LAW & DISORDER

Byline: Daniel Peres

Author Brian Antoni's SoHo loft seems more like a museum of family oddities than an apartment. On the southern wall hang three photo portraits of his parents; in the first, Mom is dressed as Dad and Dad is dressed as Mom--makeup and all. Across the room stands a bust made of chocolate that his artist sister, Janine--who's also responsible for the photos--carved with her tongue. On a table in the living room lies a sculpture of a baby with a brain defect, the inspiration for "Divina Trace," a book written in "monkey language" by his brother, Robert.
"All three of us are mental cases," says Antoni. The 35-year-old sometime lawyer's first novel has just been published by Simon & Schuster. "Paradise Overdose" is the story of a young man from a wealthy Caribbean family who gets caught up in excessive money, sex and drugs.
It's easy to believe that Antoni and his siblings might be the result of a severely dysfunctional family, but he says, "My parents are normal. We all had normal childhoods."
Antoni, who was born in Trinidad, admits his book is largely autobiographical. He comes from money and claims to be a descendant of one of the oldest families in the Caribbean.

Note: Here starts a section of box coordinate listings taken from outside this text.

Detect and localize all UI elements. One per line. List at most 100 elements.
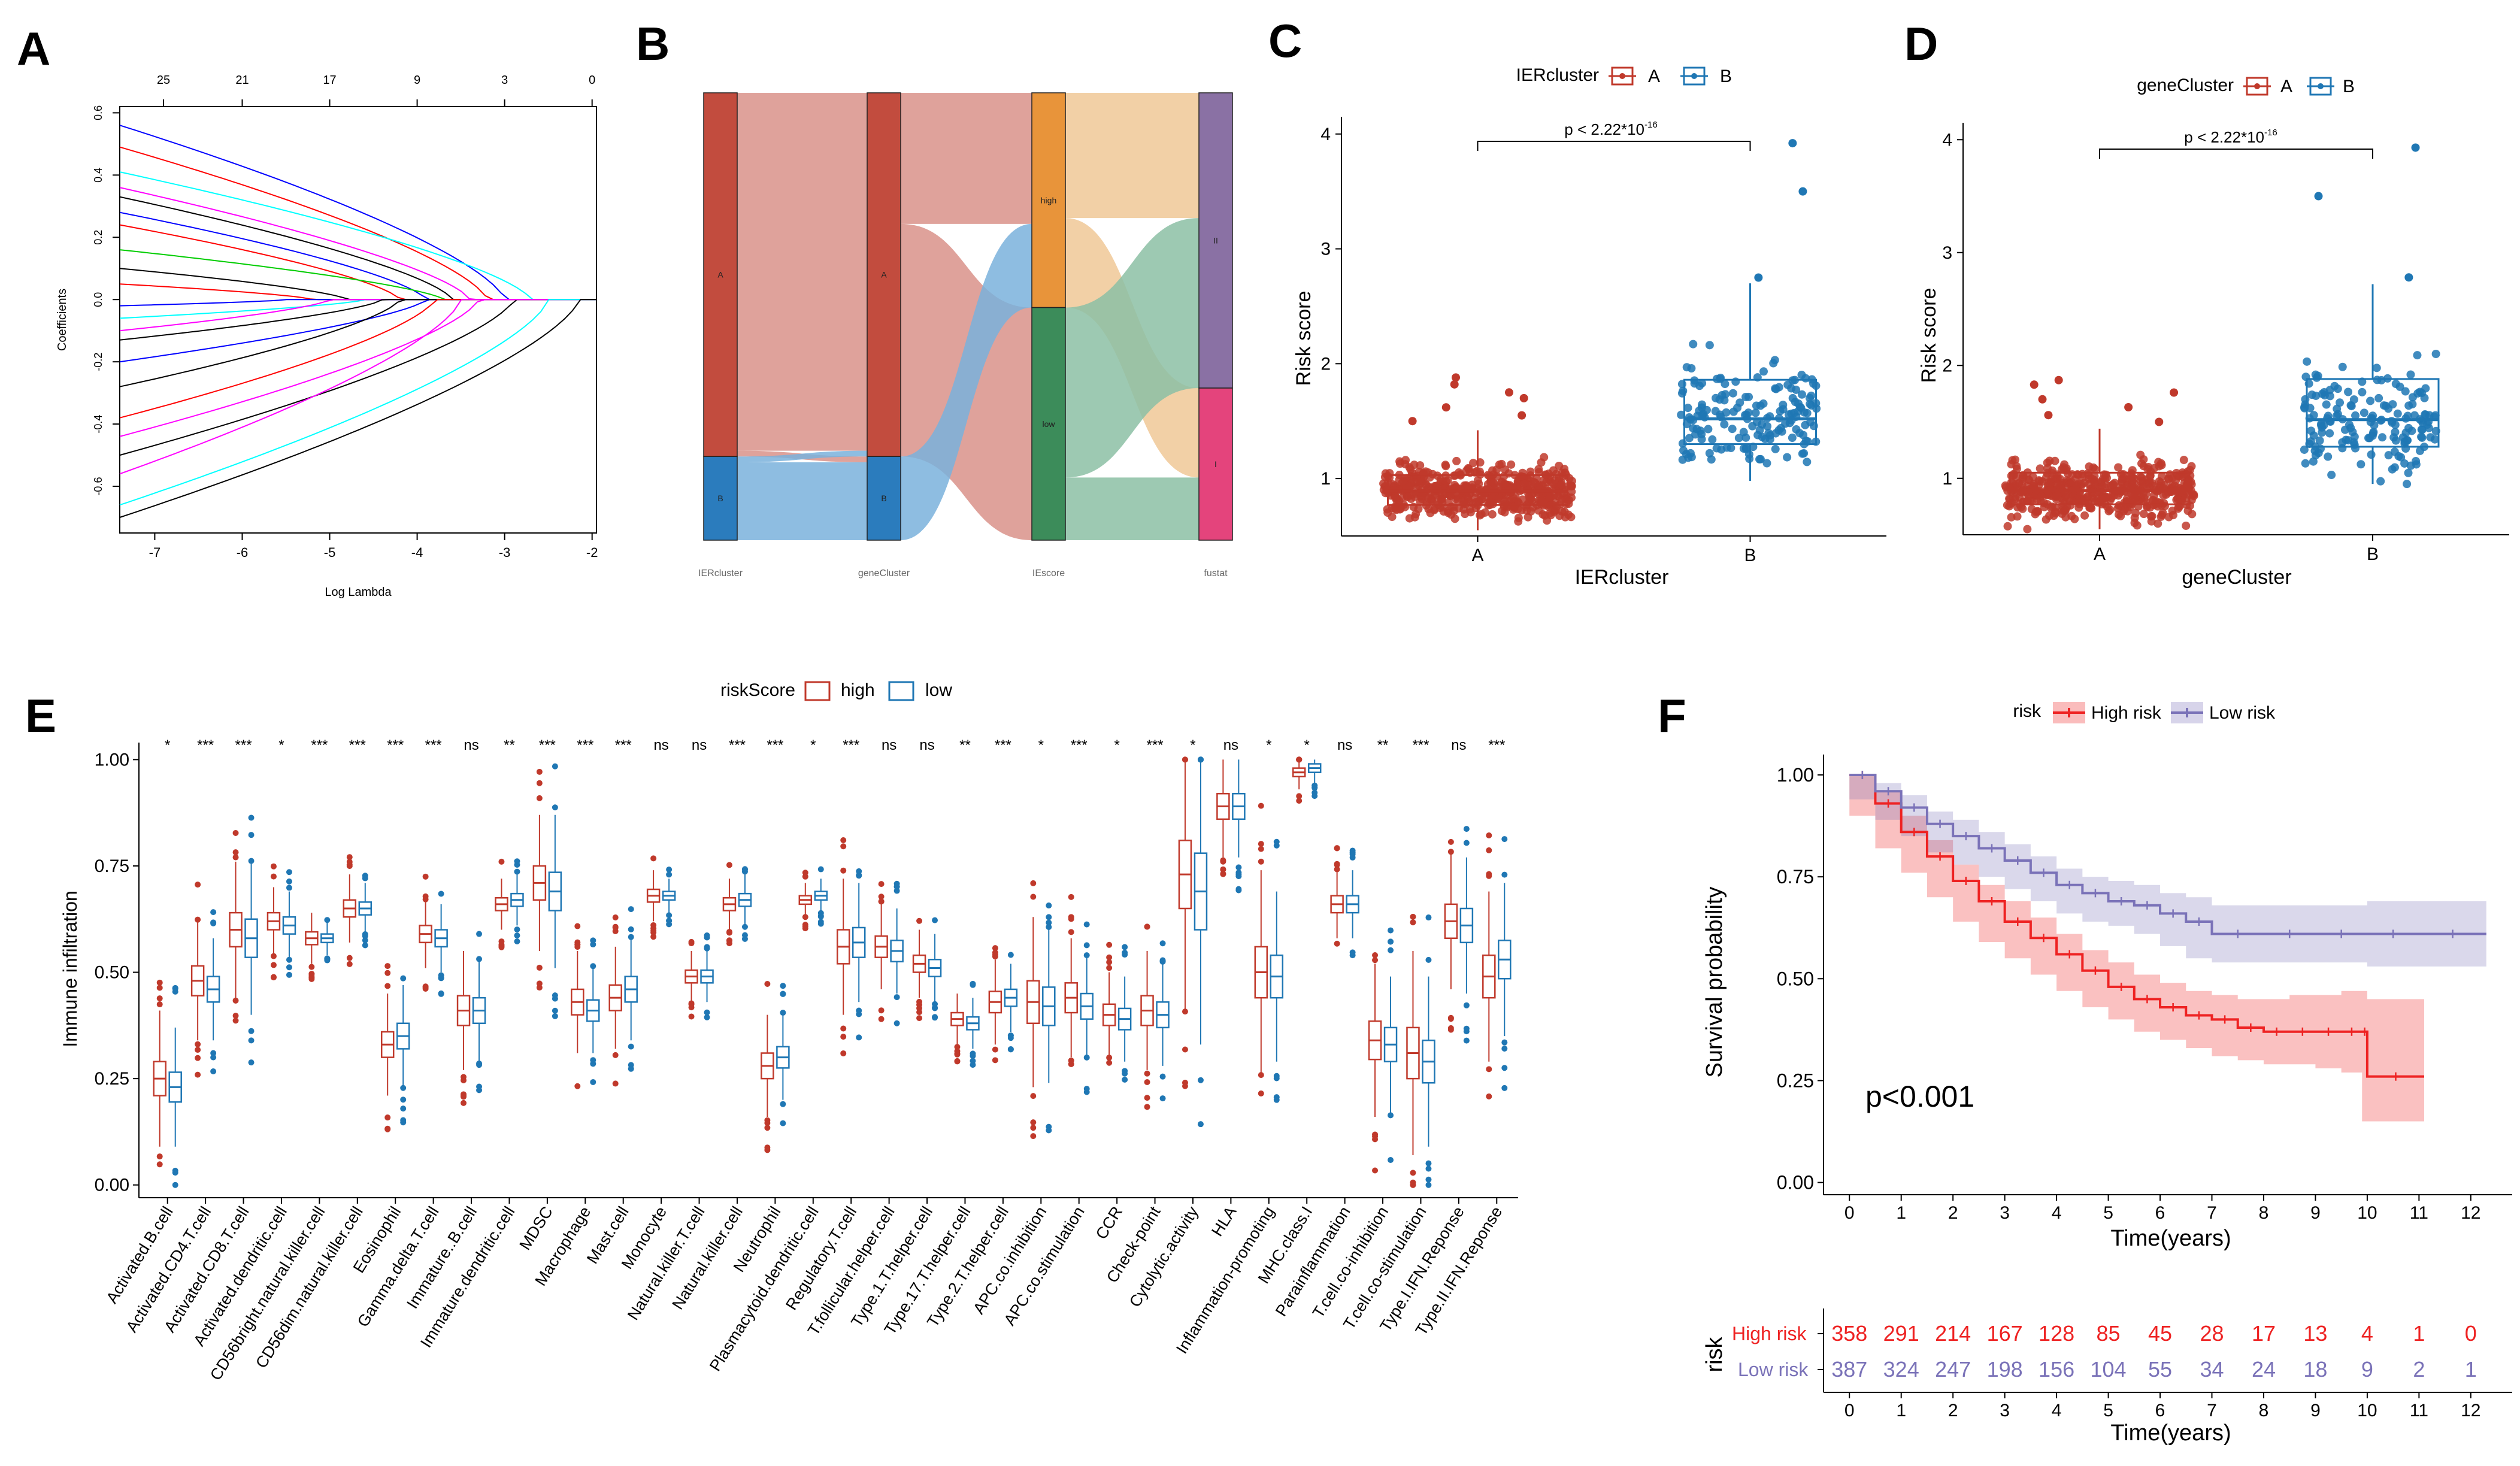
panel-e-outlier bbox=[764, 1144, 771, 1151]
panel-e-outlier bbox=[1030, 1125, 1037, 1131]
panel-e-outlier bbox=[476, 931, 483, 937]
panel-e-outlier bbox=[232, 1013, 239, 1019]
panel-e-outlier bbox=[400, 1097, 407, 1103]
panel-e-outlier bbox=[878, 898, 885, 905]
panel-e-outlier bbox=[195, 1055, 201, 1061]
panel-e-significance: * bbox=[1266, 737, 1271, 753]
panel-e-outlier bbox=[514, 938, 520, 944]
panel-d-point bbox=[2389, 433, 2398, 442]
panel-d-point bbox=[2351, 411, 2360, 420]
panel-label-d: D bbox=[1904, 17, 1938, 70]
panel-e-significance: * bbox=[278, 737, 284, 753]
panel-f-table-x-tick-label: 1 bbox=[1896, 1401, 1906, 1420]
panel-d-point bbox=[2143, 465, 2152, 474]
panel-d-point bbox=[2085, 462, 2094, 471]
panel-e-outlier bbox=[954, 1051, 961, 1058]
panel-e-outlier bbox=[514, 868, 520, 875]
panel-d-point bbox=[2320, 391, 2329, 400]
panel-e-significance: *** bbox=[387, 737, 404, 753]
panel-e-outlier bbox=[893, 994, 900, 1001]
panel-e-outlier bbox=[1122, 1068, 1128, 1074]
panel-b-axis-label: IEscore bbox=[1032, 568, 1065, 578]
panel-c-point bbox=[1781, 419, 1790, 428]
panel-e-outlier bbox=[878, 881, 885, 888]
panel-b-node bbox=[1031, 307, 1066, 541]
panel-d-point bbox=[2406, 370, 2415, 379]
panel-e-outlier bbox=[916, 1015, 923, 1022]
panel-d-legend-label-b: B bbox=[2343, 77, 2355, 96]
panel-c-point bbox=[1406, 482, 1415, 491]
panel-f-pvalue: p<0.001 bbox=[1865, 1080, 1974, 1113]
panel-a-top-tick-label: 25 bbox=[157, 74, 170, 87]
panel-e-significance: ** bbox=[959, 737, 971, 753]
panel-f-table-title: risk bbox=[1702, 1336, 1727, 1372]
panel-e-outlier bbox=[856, 1007, 862, 1014]
panel-e-outlier bbox=[476, 956, 483, 962]
panel-c-outlier-point bbox=[1408, 417, 1417, 426]
panel-b-flow bbox=[737, 93, 867, 451]
panel-f-x-tick-label: 6 bbox=[2155, 1203, 2165, 1223]
panel-d-point bbox=[2139, 510, 2148, 519]
panel-e-significance: *** bbox=[197, 737, 214, 753]
panel-e-outlier bbox=[270, 974, 277, 981]
panel-e-outlier bbox=[422, 896, 429, 902]
panel-e-outlier bbox=[1030, 1133, 1037, 1140]
panel-f-x-tick-label: 9 bbox=[2310, 1203, 2321, 1223]
panel-f-table-count-low: 1 bbox=[2465, 1357, 2477, 1382]
panel-d-point bbox=[2065, 496, 2074, 505]
panel-d-point bbox=[2183, 507, 2192, 516]
panel-e-outlier bbox=[1447, 1016, 1454, 1022]
panel-e-outlier bbox=[840, 1025, 847, 1032]
panel-d-point bbox=[2370, 421, 2379, 430]
panel-e-outlier bbox=[1447, 838, 1454, 845]
panel-b-flow bbox=[901, 223, 1032, 540]
panel-e-outlier bbox=[628, 906, 634, 913]
panel-f-table-count-high: 13 bbox=[2303, 1321, 2327, 1346]
panel-e-outlier bbox=[514, 858, 520, 865]
panel-c-point bbox=[1401, 460, 1410, 469]
panel-e-outlier bbox=[1425, 1182, 1432, 1188]
panel-e-outlier bbox=[954, 1058, 961, 1065]
panel-c-point bbox=[1689, 340, 1698, 349]
panel-e-outlier bbox=[1258, 858, 1264, 865]
panel-c-point bbox=[1567, 481, 1576, 490]
panel-d-point bbox=[2067, 511, 2076, 520]
panel-d-point bbox=[2100, 470, 2109, 479]
panel-label-f: F bbox=[1658, 689, 1686, 742]
panel-c-point bbox=[1751, 408, 1760, 417]
panel-d-point bbox=[2348, 428, 2357, 437]
panel-c-point bbox=[1742, 410, 1751, 419]
panel-e-outlier bbox=[1007, 1046, 1014, 1053]
panel-c-point bbox=[1436, 495, 1445, 504]
panel-f-table-count-high: 17 bbox=[2252, 1321, 2276, 1346]
panel-d-outlier-point bbox=[2044, 411, 2053, 420]
panel-f-x-tick-label: 0 bbox=[1844, 1203, 1855, 1223]
panel-c-x-tick-label: B bbox=[1744, 546, 1756, 565]
panel-e-outlier bbox=[270, 863, 277, 870]
panel-e-outlier bbox=[346, 854, 353, 861]
panel-e-outlier bbox=[1106, 965, 1113, 971]
panel-f-y-tick-label: 0.00 bbox=[1777, 1172, 1814, 1194]
panel-d-point bbox=[2001, 481, 2010, 490]
panel-c-point bbox=[1758, 432, 1767, 441]
panel-e-outlier bbox=[248, 1028, 255, 1034]
panel-d-point bbox=[2180, 494, 2189, 503]
panel-e-outlier bbox=[1182, 1008, 1188, 1015]
panel-a-y-tick-label: 0.2 bbox=[92, 230, 104, 245]
panel-c-pvalue: p < 2.22*10-16 bbox=[1564, 120, 1657, 138]
panel-d-y-tick-label: 1 bbox=[1942, 469, 1952, 489]
panel-e-outlier bbox=[1220, 858, 1226, 865]
panel-c-legend-key-a bbox=[1609, 66, 1636, 86]
panel-e-outlier bbox=[1083, 1086, 1090, 1092]
panel-c-point bbox=[1525, 495, 1534, 504]
panel-f-table-count-low: 198 bbox=[1987, 1357, 2023, 1382]
panel-b-flows bbox=[737, 93, 1199, 541]
panel-d-point bbox=[2393, 409, 2402, 418]
panel-f-table-count-low: 247 bbox=[1935, 1357, 1971, 1382]
panel-e-outlier bbox=[1410, 1179, 1416, 1186]
panel-e-outlier bbox=[666, 917, 673, 924]
panel-e-outlier bbox=[156, 979, 163, 986]
panel-d-point bbox=[2367, 450, 2376, 459]
panel-f-legend-label-high: High risk bbox=[2091, 703, 2162, 723]
panel-e-outlier bbox=[1159, 940, 1166, 947]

"Money makes life easier," he says. "I thank God I have it. I would hate to have to live off of writing. You have to put it in perspective, though. Money can become an addiction." It's a dependency he has managed to avoid. After getting a law degree from Georgetown University, Antoni decided corporate law was not for him, although he says he still handles some of the family's legal matters now and then.
"Being a lawyer is fighting all the time," he says. "That's not me. A lot of my friends are lawyers. They're like rich chairs. It's a life I rejected."

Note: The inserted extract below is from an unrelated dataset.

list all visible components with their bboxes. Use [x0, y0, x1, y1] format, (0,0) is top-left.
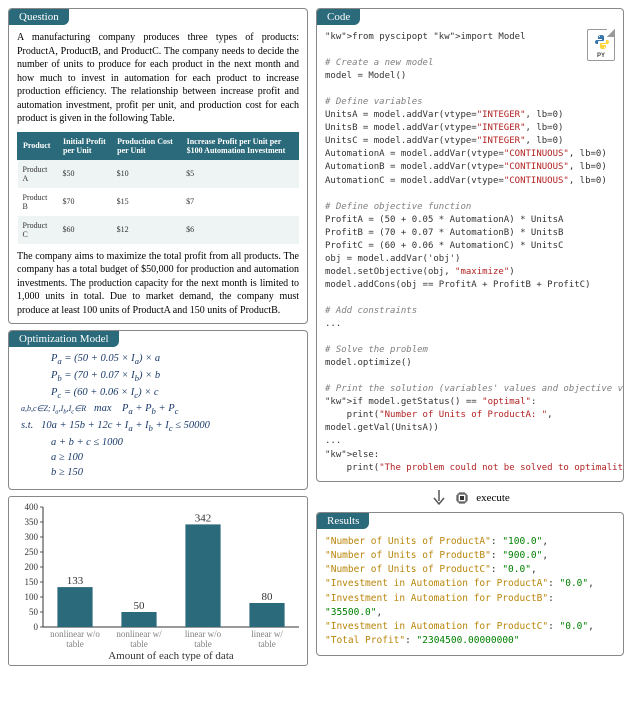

Antoni is in the early stages of his second novel, which takes place in Miami's South Beach, a place he describes as "a body culture." The author spends nearly half the year there, and the rest of his time in New York.
"When I told people in South Beach that I was writing a book, no one knew what to say. In New York, which is more of a brain culture, people were into it," he says.
Nonetheless, he admits Miami holds a special place in his heart. Growing up in the Bahamas meant many trips into Miami for Antoni; American shopping was just a short plane ride away.
"Miami was always a symbol of the real world for me," he says. "I would come over as a kid and look at the neon. Now, South Beach is like the sixth borough of New York. People from L.A. are even starting to go there regularly. If the people are there, and the weather is there, then why not start making movies there? You can't go out now without seeing celebrities."
Antoni dedicates much of his efforts to the restoration of the old buildings there. "Buildings are like an art project. You can scrape off a decade of neglect and have a beautiful building again. It affects people's lives," he says with a smile.
That is exactly what Antoni wants to do.
"Writing is not going to affect my lifestyle one bit. It's not money that will make my book count," he says. "I want to affect just one person with my story. That'll do it."